12. В доме, где я родился, жизнь текла гладко, но скучно.Мы делили эту скуку поровну между собой, а потому почти не замечали ее. Один только раз слышал я, как мои родители смеются, и ни разу не замечал, чтобы кто-то из них повысил голос, гневаясь, жалуясь или рыдая. Единственным, кто позволял себе кричать в нашем доме, был Старый Красный. Он орал, обличая класс капиталистов и описывая свои утопии, поэтому мы с мамой недолюбливали его. Мы прекрасно знали, что в других семьях шумят гораздо чаще, но в то же время понимали, что шум – это ненормально и нездорово. Едва ли можно было найти в округе таких нормальных и здоровых людей, как мы.

И все-таки однажды я рассмешил их.

Мне было семнадцать, я как раз сдал вступительные экзамены в Королевский технический колледж Глазго. Я продолжал ходить в школу.

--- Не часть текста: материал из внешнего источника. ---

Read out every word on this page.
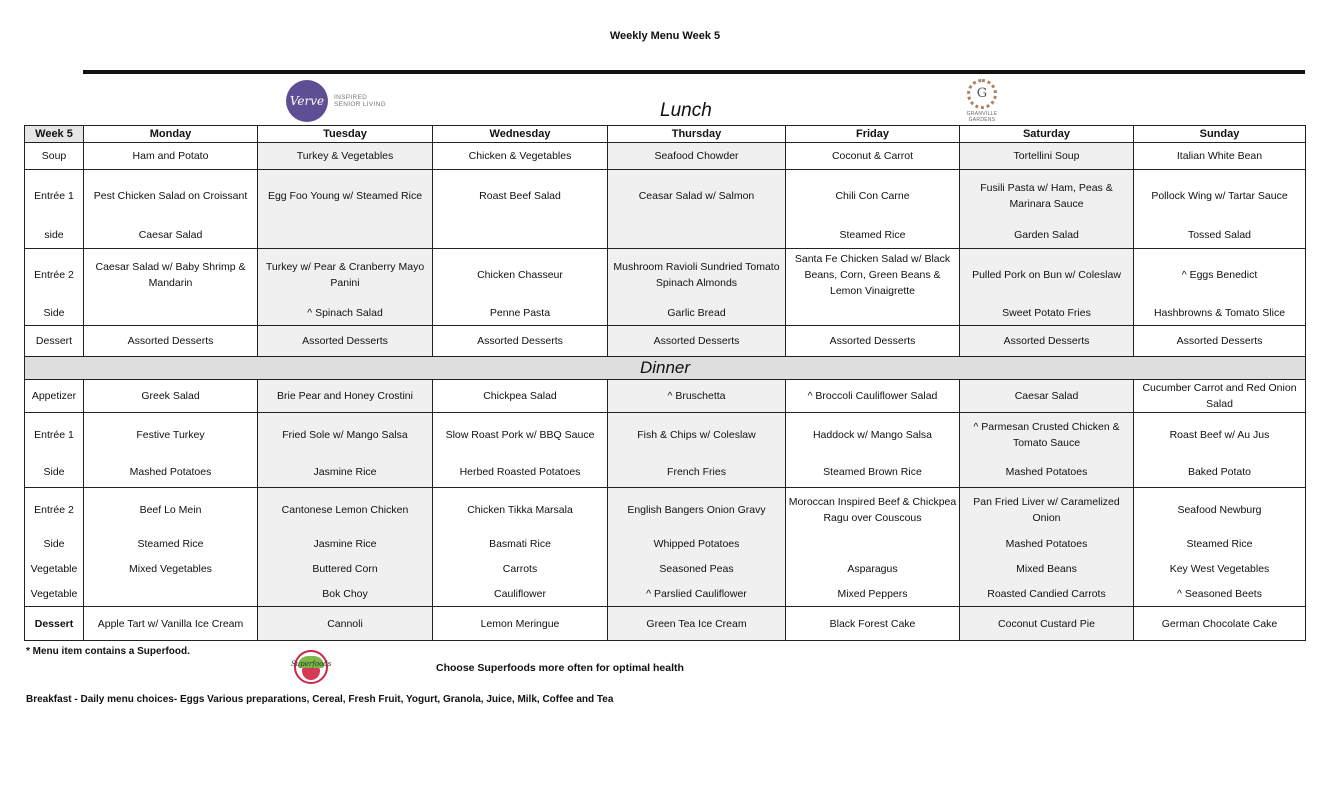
Weekly Menu Week 5
Verve	INSPIRED
SENIOR LIVING	Lunch
G
GRANVILLE
GARDENS
Week 5	Monday	Tuesday	Wednesday	Thursday	Friday	Saturday	Sunday
Soup	Ham and Potato	Turkey & Vegetables	Chicken & Vegetables	Seafood Chowder	Coconut & Carrot	Tortellini Soup	Italian White Bean
Entrée 1	Pest Chicken Salad on Croissant	Egg Foo Young w/ Steamed Rice	Roast Beef Salad	Ceasar Salad w/ Salmon	Chili Con Carne	Fusili Pasta w/ Ham, Peas & Marinara Sauce	Pollock Wing w/ Tartar Sauce
side	Caesar Salad				Steamed Rice	Garden Salad	Tossed Salad
Entrée 2	Caesar Salad w/ Baby Shrimp & Mandarin	Turkey w/ Pear & Cranberry Mayo Panini	Chicken Chasseur	Mushroom Ravioli Sundried Tomato Spinach Almonds	Santa Fe Chicken Salad w/ Black Beans, Corn, Green Beans & Lemon Vinaigrette	Pulled Pork on Bun w/ Coleslaw	^ Eggs Benedict
Side		^ Spinach Salad	Penne Pasta	Garlic Bread		Sweet Potato Fries	Hashbrowns & Tomato Slice
Dessert	Assorted Desserts	Assorted Desserts	Assorted Desserts	Assorted Desserts	Assorted Desserts	Assorted Desserts	Assorted Desserts
Dinner							
Appetizer	Greek Salad	Brie Pear and Honey Crostini	Chickpea Salad	^ Bruschetta	^ Broccoli Cauliflower Salad	Caesar Salad	Cucumber Carrot and Red Onion Salad
Entrée 1	Festive Turkey	Fried Sole w/ Mango Salsa	Slow Roast Pork w/ BBQ Sauce	Fish & Chips w/ Coleslaw	Haddock w/ Mango Salsa	^ Parmesan Crusted Chicken & Tomato Sauce	Roast Beef w/ Au Jus
Side	Mashed Potatoes	Jasmine Rice	Herbed Roasted Potatoes	French Fries	Steamed Brown Rice	Mashed Potatoes	Baked Potato
Entrée 2	Beef Lo Mein	Cantonese Lemon Chicken	Chicken Tikka Marsala	English Bangers Onion Gravy	Moroccan Inspired Beef & Chickpea Ragu over Couscous	Pan Fried Liver w/ Caramelized Onion	Seafood Newburg
Side	Steamed Rice	Jasmine Rice	Basmati Rice	Whipped Potatoes		Mashed Potatoes	Steamed Rice
Vegetable	Mixed Vegetables	Buttered Corn	Carrots	Seasoned Peas	Asparagus	Mixed Beans	Key West Vegetables
Vegetable		Bok Choy	Cauliflower	^ Parslied Cauliflower	Mixed Peppers	Roasted Candied Carrots	^ Seasoned Beets
Dessert	Apple Tart w/ Vanilla Ice Cream	Cannoli	Lemon Meringue	Green Tea Ice Cream	Black Forest Cake	Coconut Custard Pie	German Chocolate Cake
* Menu item contains a Superfood.
Superfoods	Choose Superfoods more often for optimal health
Breakfast - Daily menu choices- Eggs Various preparations, Cereal, Fresh Fruit, Yogurt, Granola, Juice, Milk, Coffee and Tea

Это было нужно на тот случай, если бы выяснилось, что экзамен я провалил и придется сдавать его заново. Выходя утром из дому, я частенько встречал почтальона и спрашивал его: «Для меня ничего нет?» И вот однажды в ответ на мой вопрос он выудил из своей сумки толстый официальный конверт с моим именем – первое письмо в моей жизни, адресованное лично мне. Я бережно положил его в карман. Вместо того чтобы пойти в школу, я отправился по тропинке рудокопов, которая вела в обход города, к мосту через реку, а потом свернула в лес. Сердце билось медленно и гулко. Я был уверен, что экзамен сдал, но на какую оценку? День выдался пасмурный и теплый, небо затянули сплошные серые облака, однако дождя не было. Я сошел с тропинки и полез по склону холма сквозь заросли папоротников и полянки колокольчиков, пока не добрался до окруженной рябинами площадки под нависающей скалой. Говорили, что здесь прятался от англичан Уильям Уоллес, [14]14
  Герой борьбы шотландского народа за независимость от Англии в ХII – ХIII вв.


[Закрыть]
впрочем, в большинстве шотландских городков найдется какое-нибудь укромное место, про которое рассказывают подобные легенды. А вообще эта площадка была больше известна как место сборищ местных рудокопов, которые по вечерам в воскресенье играли здесь в орлянку. Я уселся на валун, прочитал письмо и вздохнул с облегчением. Оказывается, я очень неплохо сдал экзамен. От волнения у меня подкашивались ноги. Я встал с камня и побрел вверх по холму, сквозь густой подлесок, тропинки здесь не было, и я шел напролом, с удовольствием чувствуя, как тело преодолевает естественные препятствия. Минут через пятнадцать я остановился, перевел дыхание и посмотрел наверх. Эта часть страны представляет собой девственное плато, по которому течет река, а вокруг раскинулась долина, так что само плато используется для пастбищ и кукурузных полей, а долина густо заросла лесом и кустарником. Прямо передо мной на краю долины лежал наш Длинный город: на востоке – терраса из традиционных двухкомнатных домов, в центре – двухэтажные постройки, где расположены магазины, кинематограф и кафе, на западе – ряд особняков, вилл и бунгало, утопающих в зелени садов. Все это, вместе с четырьмя школами, четырьмя церквями, железнодорожной станцией, чугунными качелями и овсяными лепешками в городском парке, должно было казаться мне привычным и родным, ведь я знал здесь каждый уголок, однако сейчас я смотрел на город и не узнавал его. Отчуждение и одиночество чувствовал я, глядя вниз, ибо знал, что очень скоро навсегда уеду отсюда.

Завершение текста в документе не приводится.